Warplanes Hit Iraqi Missile Systems
WASHINGTON — Warplanes taking part in U.S.-British patrols attacked five missile sites in northern and southern Iraq on Tuesday, including four battlefield rocket launchers that could be used against U.S. and British troops, the U.S. military said.
The airstrikes were the latest in an increasing series of allied attacks in “no-fly” zones in northern and southern Iraq.
The planes struck a surface-to-surface multiple-launch rocket system and an antiaircraft missile launcher in southern Iraq near Basra and three surface-to-surface missile sites near Mosul in northern Iraq, the military said.
The strikes on several missile batteries designed to attack troops appeared to be a serious effort by the United States to soften up Iraqi defenses in advance of any invasion. The U.S. has tens of thousands of troops in Kuwait not far from Iraq’s southern border.
“The coalition executed today’s strike after Iraqi forces moved the mobile missile system into range of coalition forces in Kuwait,” U.S. Central Command said.
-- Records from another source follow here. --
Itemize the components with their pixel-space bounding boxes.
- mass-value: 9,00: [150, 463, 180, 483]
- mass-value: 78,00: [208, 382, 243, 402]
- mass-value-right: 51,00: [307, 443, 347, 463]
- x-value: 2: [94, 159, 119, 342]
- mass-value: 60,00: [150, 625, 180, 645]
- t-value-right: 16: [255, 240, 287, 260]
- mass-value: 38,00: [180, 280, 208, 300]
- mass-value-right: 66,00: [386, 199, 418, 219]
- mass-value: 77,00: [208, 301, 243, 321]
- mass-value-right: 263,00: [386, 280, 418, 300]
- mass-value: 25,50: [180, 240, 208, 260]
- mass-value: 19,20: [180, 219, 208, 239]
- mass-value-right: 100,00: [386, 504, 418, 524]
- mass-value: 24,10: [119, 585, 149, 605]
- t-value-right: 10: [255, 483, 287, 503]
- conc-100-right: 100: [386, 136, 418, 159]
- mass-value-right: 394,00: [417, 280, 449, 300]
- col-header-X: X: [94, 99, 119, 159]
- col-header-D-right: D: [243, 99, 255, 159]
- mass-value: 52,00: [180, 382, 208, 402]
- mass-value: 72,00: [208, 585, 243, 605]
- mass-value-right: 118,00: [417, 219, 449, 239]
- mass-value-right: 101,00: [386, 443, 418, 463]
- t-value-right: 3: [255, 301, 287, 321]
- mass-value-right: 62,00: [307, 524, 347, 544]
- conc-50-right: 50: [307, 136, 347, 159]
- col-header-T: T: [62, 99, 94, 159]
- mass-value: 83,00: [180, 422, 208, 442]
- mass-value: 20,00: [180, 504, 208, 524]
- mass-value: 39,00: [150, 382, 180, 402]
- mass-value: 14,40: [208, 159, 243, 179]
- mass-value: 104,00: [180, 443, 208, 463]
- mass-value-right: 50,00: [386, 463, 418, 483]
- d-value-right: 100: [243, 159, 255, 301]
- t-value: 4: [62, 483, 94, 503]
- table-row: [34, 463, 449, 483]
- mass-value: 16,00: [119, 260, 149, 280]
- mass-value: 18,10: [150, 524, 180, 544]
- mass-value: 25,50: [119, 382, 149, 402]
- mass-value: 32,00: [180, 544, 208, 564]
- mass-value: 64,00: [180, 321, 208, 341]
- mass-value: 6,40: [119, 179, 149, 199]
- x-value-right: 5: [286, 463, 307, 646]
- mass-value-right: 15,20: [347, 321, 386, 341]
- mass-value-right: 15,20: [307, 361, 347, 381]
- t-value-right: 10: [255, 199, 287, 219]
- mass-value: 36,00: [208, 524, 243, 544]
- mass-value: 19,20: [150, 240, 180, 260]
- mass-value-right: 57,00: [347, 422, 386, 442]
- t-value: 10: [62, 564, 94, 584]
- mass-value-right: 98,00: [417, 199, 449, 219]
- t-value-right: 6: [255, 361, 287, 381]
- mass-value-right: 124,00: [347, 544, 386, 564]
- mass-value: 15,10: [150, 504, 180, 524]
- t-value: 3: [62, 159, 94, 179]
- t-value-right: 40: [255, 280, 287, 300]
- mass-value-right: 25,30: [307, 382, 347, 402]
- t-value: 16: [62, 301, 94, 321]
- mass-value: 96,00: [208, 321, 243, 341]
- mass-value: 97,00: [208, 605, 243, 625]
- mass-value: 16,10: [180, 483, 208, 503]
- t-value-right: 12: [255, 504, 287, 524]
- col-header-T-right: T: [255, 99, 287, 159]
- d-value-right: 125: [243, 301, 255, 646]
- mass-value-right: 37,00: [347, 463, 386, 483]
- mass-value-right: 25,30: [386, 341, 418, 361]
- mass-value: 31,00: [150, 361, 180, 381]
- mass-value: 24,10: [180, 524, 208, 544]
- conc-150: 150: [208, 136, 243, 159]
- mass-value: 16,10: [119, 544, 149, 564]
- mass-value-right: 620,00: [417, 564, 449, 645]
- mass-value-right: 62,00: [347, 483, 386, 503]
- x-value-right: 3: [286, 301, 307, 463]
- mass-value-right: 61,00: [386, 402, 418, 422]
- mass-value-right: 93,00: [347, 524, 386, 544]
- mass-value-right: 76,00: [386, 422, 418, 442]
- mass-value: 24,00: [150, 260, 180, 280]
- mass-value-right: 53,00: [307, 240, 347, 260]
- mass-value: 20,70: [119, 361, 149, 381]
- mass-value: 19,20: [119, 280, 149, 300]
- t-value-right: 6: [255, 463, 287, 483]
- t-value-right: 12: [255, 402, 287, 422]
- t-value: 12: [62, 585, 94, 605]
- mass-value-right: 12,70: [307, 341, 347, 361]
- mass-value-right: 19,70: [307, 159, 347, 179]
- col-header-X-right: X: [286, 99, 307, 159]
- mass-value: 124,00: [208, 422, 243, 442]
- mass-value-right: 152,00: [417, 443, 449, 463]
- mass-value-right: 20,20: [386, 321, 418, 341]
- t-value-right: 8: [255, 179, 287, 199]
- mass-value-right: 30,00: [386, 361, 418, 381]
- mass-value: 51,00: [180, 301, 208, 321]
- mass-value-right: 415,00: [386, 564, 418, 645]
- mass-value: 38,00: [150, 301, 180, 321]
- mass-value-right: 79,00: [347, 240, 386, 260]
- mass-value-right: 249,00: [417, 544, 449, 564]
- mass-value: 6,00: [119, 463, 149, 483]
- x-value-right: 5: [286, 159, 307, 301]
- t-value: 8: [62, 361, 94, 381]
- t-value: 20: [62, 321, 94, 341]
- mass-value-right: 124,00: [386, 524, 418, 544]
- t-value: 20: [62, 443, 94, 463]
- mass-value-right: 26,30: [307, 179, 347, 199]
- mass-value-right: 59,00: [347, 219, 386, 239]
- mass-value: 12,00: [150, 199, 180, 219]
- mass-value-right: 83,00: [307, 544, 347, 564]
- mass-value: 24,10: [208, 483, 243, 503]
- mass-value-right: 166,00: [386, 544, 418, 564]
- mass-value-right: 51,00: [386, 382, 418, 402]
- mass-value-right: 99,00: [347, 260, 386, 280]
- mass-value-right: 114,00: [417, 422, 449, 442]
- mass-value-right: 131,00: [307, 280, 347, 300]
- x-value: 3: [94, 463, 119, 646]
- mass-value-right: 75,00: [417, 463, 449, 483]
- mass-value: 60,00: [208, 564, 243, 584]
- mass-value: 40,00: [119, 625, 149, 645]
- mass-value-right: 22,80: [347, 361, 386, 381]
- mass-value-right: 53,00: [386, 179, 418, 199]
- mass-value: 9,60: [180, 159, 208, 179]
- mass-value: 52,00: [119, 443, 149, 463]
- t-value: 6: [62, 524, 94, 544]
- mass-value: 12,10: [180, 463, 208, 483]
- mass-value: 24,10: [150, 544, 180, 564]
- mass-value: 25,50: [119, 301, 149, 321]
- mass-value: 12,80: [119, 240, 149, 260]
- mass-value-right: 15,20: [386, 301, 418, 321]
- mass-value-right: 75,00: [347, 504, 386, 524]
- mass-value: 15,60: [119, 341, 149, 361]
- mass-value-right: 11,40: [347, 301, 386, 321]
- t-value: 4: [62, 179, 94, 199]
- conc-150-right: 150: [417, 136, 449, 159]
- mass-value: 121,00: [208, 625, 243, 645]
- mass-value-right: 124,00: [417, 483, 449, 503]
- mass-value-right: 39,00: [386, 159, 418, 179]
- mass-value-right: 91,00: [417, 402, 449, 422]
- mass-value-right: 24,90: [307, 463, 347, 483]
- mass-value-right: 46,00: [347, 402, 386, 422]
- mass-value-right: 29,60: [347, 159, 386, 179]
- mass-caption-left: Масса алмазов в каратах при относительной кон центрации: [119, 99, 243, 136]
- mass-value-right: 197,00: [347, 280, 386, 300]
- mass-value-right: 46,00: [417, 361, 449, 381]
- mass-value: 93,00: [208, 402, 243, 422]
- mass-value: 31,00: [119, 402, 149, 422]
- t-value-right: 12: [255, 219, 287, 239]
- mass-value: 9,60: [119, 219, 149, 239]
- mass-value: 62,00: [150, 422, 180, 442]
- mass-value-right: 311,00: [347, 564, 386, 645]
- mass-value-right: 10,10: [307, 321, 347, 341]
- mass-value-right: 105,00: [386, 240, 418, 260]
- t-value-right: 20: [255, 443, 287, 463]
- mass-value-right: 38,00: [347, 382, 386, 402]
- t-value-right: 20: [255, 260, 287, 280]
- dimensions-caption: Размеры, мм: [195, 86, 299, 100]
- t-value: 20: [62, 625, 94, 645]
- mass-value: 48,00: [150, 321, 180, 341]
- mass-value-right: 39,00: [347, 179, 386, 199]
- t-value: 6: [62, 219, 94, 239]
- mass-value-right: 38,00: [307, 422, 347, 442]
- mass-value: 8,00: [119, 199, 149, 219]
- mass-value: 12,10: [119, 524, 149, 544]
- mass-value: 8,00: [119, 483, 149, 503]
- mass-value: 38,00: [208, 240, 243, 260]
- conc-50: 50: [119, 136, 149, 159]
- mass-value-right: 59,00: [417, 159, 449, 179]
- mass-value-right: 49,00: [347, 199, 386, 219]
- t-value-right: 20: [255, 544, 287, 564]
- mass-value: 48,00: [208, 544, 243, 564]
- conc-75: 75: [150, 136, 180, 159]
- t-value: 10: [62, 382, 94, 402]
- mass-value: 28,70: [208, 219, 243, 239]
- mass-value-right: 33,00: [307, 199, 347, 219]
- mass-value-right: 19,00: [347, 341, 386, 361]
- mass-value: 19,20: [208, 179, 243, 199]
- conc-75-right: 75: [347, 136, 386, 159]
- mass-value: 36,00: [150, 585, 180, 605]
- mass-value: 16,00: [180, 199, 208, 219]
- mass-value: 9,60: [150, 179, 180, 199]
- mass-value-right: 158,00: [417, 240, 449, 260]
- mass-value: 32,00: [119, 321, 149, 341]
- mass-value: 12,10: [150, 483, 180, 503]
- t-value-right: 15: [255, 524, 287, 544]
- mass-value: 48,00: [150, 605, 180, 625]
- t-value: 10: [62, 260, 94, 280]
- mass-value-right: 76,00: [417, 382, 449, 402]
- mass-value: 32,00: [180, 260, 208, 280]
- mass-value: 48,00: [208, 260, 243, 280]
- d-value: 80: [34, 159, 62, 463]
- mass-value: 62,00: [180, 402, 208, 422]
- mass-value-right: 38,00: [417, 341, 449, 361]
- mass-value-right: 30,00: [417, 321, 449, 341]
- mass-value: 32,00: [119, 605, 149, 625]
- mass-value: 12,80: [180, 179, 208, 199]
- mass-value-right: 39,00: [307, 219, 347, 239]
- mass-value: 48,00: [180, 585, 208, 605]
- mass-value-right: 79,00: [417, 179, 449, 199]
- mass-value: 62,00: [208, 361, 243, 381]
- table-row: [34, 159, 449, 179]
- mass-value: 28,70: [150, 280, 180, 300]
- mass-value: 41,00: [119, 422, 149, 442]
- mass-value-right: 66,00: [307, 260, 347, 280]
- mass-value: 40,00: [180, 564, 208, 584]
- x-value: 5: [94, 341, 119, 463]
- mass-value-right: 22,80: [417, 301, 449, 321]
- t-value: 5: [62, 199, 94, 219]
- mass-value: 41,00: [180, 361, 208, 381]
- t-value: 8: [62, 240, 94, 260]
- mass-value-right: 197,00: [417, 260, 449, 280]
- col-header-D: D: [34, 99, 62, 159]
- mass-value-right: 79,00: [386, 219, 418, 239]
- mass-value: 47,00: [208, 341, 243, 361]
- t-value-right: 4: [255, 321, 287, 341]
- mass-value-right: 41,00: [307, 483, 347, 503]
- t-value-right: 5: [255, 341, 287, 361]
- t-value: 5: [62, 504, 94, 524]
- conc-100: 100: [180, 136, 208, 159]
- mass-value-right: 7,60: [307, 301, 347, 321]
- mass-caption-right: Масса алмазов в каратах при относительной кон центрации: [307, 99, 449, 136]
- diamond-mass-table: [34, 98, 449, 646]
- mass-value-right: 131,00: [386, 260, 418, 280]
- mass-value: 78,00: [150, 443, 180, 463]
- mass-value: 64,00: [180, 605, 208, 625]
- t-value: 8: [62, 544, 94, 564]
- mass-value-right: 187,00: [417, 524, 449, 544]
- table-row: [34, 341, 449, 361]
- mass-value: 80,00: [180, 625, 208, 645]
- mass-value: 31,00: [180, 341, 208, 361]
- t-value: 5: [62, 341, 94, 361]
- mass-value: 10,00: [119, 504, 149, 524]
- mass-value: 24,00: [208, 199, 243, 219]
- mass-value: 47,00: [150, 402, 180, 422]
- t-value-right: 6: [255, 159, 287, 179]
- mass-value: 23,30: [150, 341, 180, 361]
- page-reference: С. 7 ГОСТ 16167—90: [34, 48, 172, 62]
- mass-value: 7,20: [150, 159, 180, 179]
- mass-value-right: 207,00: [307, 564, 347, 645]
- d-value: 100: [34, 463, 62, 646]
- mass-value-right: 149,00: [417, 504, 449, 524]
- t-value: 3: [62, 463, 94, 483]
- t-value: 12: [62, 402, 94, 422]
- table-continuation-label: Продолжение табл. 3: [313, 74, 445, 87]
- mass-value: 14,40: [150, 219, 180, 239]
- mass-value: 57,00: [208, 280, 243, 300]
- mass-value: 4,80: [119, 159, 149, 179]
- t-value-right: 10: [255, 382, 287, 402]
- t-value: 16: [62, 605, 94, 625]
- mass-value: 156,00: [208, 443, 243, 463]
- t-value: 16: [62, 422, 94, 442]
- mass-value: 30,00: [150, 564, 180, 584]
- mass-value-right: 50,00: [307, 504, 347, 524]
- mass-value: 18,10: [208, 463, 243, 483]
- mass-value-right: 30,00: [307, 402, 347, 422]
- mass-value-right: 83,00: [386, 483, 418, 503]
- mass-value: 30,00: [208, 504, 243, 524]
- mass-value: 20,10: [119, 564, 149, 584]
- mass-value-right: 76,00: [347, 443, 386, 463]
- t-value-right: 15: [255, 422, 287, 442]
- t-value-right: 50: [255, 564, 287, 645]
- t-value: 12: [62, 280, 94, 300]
Other strikes since the 1991 Persian Gulf War, and increasingly in recent months, have been aimed at Iraq’s air defenses, which the United States charges have attempted to shoot down aircraft policing the no-fly zones.
The U.S. and Britain declared the zones in northern and southern Iraq after the Gulf War to protect Kurds in the north and Shiite Muslims in the south from Baghdad’s forces. Iraq does not recognize the zones.